От всей картины веет настоящим обожанием, настроение поистине чисто религиозное.
И что же? Оказывается, что это только портрет любовницы того синьора, который захотел увековечить себя у ее ног и заставил также преклониться перед красавицей–плебейкой самое гордое, чем располагал, — геральдическое животное своего княжеского герба!
«В те времена, — говорит Бальзак, — религия превратилась в чувственность, но чувственность стала религией».
Нельзя метче охарактеризовать стиль венецианской жизни, о котором мы говорили выше, с его внутренней стороны.

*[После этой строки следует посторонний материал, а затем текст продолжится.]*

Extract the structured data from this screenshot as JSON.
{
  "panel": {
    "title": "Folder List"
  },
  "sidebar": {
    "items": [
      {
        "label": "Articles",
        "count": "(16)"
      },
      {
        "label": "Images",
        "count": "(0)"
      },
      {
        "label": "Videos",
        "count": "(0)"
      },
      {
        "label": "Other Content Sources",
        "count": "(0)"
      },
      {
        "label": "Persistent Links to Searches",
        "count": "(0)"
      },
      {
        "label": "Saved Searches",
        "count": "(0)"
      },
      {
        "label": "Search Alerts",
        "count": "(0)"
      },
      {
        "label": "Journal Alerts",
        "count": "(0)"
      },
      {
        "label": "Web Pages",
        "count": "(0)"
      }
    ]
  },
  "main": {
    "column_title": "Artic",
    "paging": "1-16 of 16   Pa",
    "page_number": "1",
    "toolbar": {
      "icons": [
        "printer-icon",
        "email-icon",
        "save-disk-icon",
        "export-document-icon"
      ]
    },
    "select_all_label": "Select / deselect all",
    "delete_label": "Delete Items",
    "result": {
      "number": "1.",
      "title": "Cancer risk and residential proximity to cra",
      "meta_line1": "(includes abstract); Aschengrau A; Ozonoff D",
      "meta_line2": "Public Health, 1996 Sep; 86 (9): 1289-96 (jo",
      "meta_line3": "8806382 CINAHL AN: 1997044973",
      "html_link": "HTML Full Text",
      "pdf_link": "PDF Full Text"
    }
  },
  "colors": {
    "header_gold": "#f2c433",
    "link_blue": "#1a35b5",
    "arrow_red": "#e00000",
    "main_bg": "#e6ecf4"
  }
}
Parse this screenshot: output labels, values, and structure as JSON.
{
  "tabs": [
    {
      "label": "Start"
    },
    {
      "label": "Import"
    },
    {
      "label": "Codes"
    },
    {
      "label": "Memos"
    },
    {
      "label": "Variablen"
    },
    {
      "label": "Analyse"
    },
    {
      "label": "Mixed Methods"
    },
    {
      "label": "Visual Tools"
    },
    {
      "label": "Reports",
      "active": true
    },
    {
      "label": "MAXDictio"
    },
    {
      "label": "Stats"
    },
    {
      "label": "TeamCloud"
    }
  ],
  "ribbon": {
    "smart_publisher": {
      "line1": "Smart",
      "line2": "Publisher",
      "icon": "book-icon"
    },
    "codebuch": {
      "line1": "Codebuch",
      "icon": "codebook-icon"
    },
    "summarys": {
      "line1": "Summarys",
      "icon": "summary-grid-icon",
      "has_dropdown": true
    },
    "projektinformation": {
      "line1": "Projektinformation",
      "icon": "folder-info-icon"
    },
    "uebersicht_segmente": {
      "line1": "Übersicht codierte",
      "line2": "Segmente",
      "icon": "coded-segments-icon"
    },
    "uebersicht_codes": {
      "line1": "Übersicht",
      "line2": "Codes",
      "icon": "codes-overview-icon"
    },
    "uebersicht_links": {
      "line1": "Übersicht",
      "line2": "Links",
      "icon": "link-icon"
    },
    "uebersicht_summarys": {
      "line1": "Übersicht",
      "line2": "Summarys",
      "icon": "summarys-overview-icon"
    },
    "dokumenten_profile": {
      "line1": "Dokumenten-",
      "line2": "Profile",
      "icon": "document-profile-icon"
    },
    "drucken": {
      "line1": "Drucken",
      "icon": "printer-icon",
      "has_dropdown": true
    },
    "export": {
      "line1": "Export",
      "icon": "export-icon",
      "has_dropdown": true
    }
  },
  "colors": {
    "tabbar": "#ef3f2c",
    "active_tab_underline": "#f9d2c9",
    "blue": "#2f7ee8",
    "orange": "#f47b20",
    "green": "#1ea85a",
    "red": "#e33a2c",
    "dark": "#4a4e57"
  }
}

Регана говорит Лиру: «Но это излишество, сэр!» И старик отвечает: «Излишество? Но надо же, чтобы человек имел что–нибудь сверх сухой необходимости, иначе он не более как жалкое животное, которому не стоит влачить свое существование!»
Позднее чувственность начинает перевешивать разум и предусмотрительность. Венеция из праздничной становится праздной и гибнет среди своих веселых маскарадов, махнув рукой на свое величие, которому грозит слишком большая беда, уже не предотвратимая силами изнеженных аристократов третьего периода, периода упадка, прожигания накопленного отцами состояния и презрения ко всякому труду.
Но в эпоху Тициана венецианская знать, ценя выше всего свою роскошную жизнь, еще заботилась о прочности и долговечности этой роскоши, считая устоями ее внешнее могущество государства и относительное благосостояние масс. В один могучий аккорд сливался в их душе полководец, дипломат, финансист, тонкий художник и страстный любовник.
Религией оставалась все же чувственность, еще здоровая и приносившая прекрасных детей. Официальным культом этой религии было искусство. Ее идолом, ее символом — тело прекрасной женщины.
Таков был базис, на котором возникло венецианское искусство обнаженного тела, искусство несравненное, могущее найти соперника разве только в Праксителе и его школе.